There was a huge sycamore in the neighbouring garden until it was felled a few years ago due to disease.  Every year uprooting the seedlings was a constant battle and you always missed some.  They’re incredible tenacious - one took root in the asphalt on the flat roof.  But my biggest bug bear was an ornamental Oxalis that had been planted by the previous owner of our house.  Looks very pretty but spread everywhere.  I think it took around 10 years of soil sieving to get rid of it. 

Is this the kind of ornamental ivy that spreads its tendrils creeping across a whole lawn if it isn't caught in time? If so, I share the problem as it's a rare tenant that understands the importance of thorough garden maintenance (& clearly hardly ever cross the lawn as they'd be tripped up by it) & so every few years we have to go in & dig it all up again, as those roots are deep & have even survived a complete re-landscaping! 

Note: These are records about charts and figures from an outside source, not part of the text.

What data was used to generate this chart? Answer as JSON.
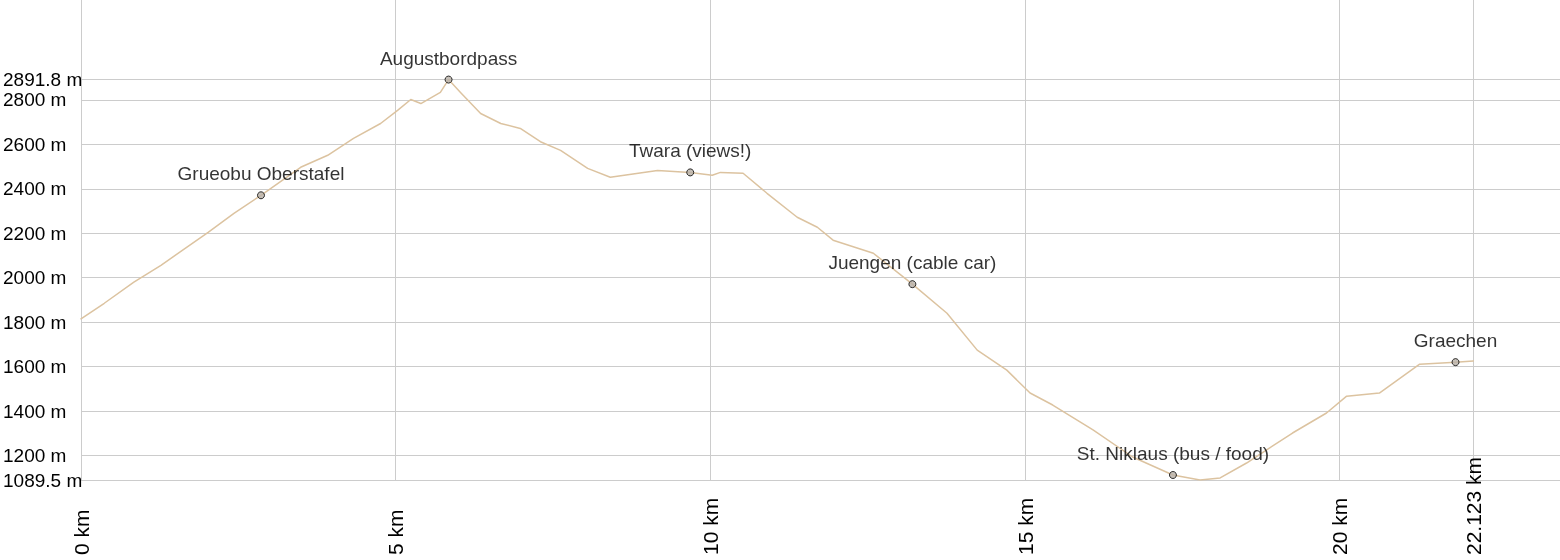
{
  "chart_data": {
    "type": "line",
    "x": [
      0,
      0.37,
      0.84,
      1.27,
      2.02,
      2.43,
      2.86,
      3.49,
      3.92,
      4.33,
      4.76,
      5.03,
      5.24,
      5.4,
      5.71,
      5.84,
      6.03,
      6.35,
      6.67,
      6.98,
      7.3,
      7.62,
      8.05,
      8.41,
      9.16,
      9.68,
      10.03,
      10.16,
      10.52,
      10.9,
      11.38,
      11.7,
      11.95,
      12.59,
      13.21,
      13.76,
      14.24,
      14.71,
      15.08,
      15.44,
      16.08,
      16.71,
      17.35,
      17.78,
      18.1,
      18.52,
      19.25,
      19.79,
      20.11,
      20.63,
      21.27,
      21.84,
      22.123
    ],
    "series": [
      {
        "color": "#dcc3a0",
        "values": [
          1815,
          1885,
          1980,
          2056,
          2204,
          2290,
          2371,
          2497,
          2551,
          2627,
          2694,
          2753,
          2802,
          2784,
          2834,
          2891.8,
          2834,
          2739,
          2694,
          2672,
          2612,
          2573,
          2492,
          2452,
          2483,
          2474,
          2461,
          2474,
          2470,
          2380,
          2272,
          2227,
          2169,
          2110,
          1971,
          1840,
          1674,
          1584,
          1481,
          1427,
          1315,
          1193,
          1112,
          1089.5,
          1099,
          1166,
          1301,
          1391,
          1467,
          1481,
          1611,
          1620,
          1625
        ]
      }
    ],
    "annotations": [
      {
        "text": "Grueobu Oberstafel",
        "x": 2.86,
        "y": 2371
      },
      {
        "text": "Augustbordpass",
        "x": 5.84,
        "y": 2891.8
      },
      {
        "text": "Twara (views!)",
        "x": 9.68,
        "y": 2474
      },
      {
        "text": "Juengen (cable car)",
        "x": 13.21,
        "y": 1971
      },
      {
        "text": "St. Niklaus (bus / food)",
        "x": 17.35,
        "y": 1112
      },
      {
        "text": "Graechen",
        "x": 21.84,
        "y": 1620
      }
    ],
    "xlim": [
      0,
      23.5
    ],
    "xticks": [
      {
        "value": 0,
        "label": "0 km"
      },
      {
        "value": 5,
        "label": "5 km"
      },
      {
        "value": 10,
        "label": "10 km"
      },
      {
        "value": 15,
        "label": "15 km"
      },
      {
        "value": 20,
        "label": "20 km"
      },
      {
        "value": 22.123,
        "label": "22.123 km"
      }
    ],
    "ylim": [
      1089.5,
      3250
    ],
    "yticks": [
      {
        "value": 1089.5,
        "label": "1089.5 m"
      },
      {
        "value": 1200,
        "label": "1200 m"
      },
      {
        "value": 1400,
        "label": "1400 m"
      },
      {
        "value": 1600,
        "label": "1600 m"
      },
      {
        "value": 1800,
        "label": "1800 m"
      },
      {
        "value": 2000,
        "label": "2000 m"
      },
      {
        "value": 2200,
        "label": "2200 m"
      },
      {
        "value": 2400,
        "label": "2400 m"
      },
      {
        "value": 2600,
        "label": "2600 m"
      },
      {
        "value": 2800,
        "label": "2800 m"
      },
      {
        "value": 2891.8,
        "label": "2891.8 m"
      }
    ],
    "grid": true,
    "marker": "none",
    "line_style": "solid"
  }
}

It’s a perennial that has little bulbs it sprouts from.  I think what you’re battling against is either ivy or the dreaded Bindweed (pic below) - it has soft heart shaped leaves and tendency to wander across even sun baked paving.  Ivy has much firmer leaves

Thanks, no it's more or less like your first pic but the leaves are slightly more like huge light green ivy. I wasn't there last year to remember the flowers. We dug it all up in January & February, but just fund endless tendrils, & long tough roots, no bulbs though. My brother has a bit of conservationists type gardening experience & knows bindweed when he sees it.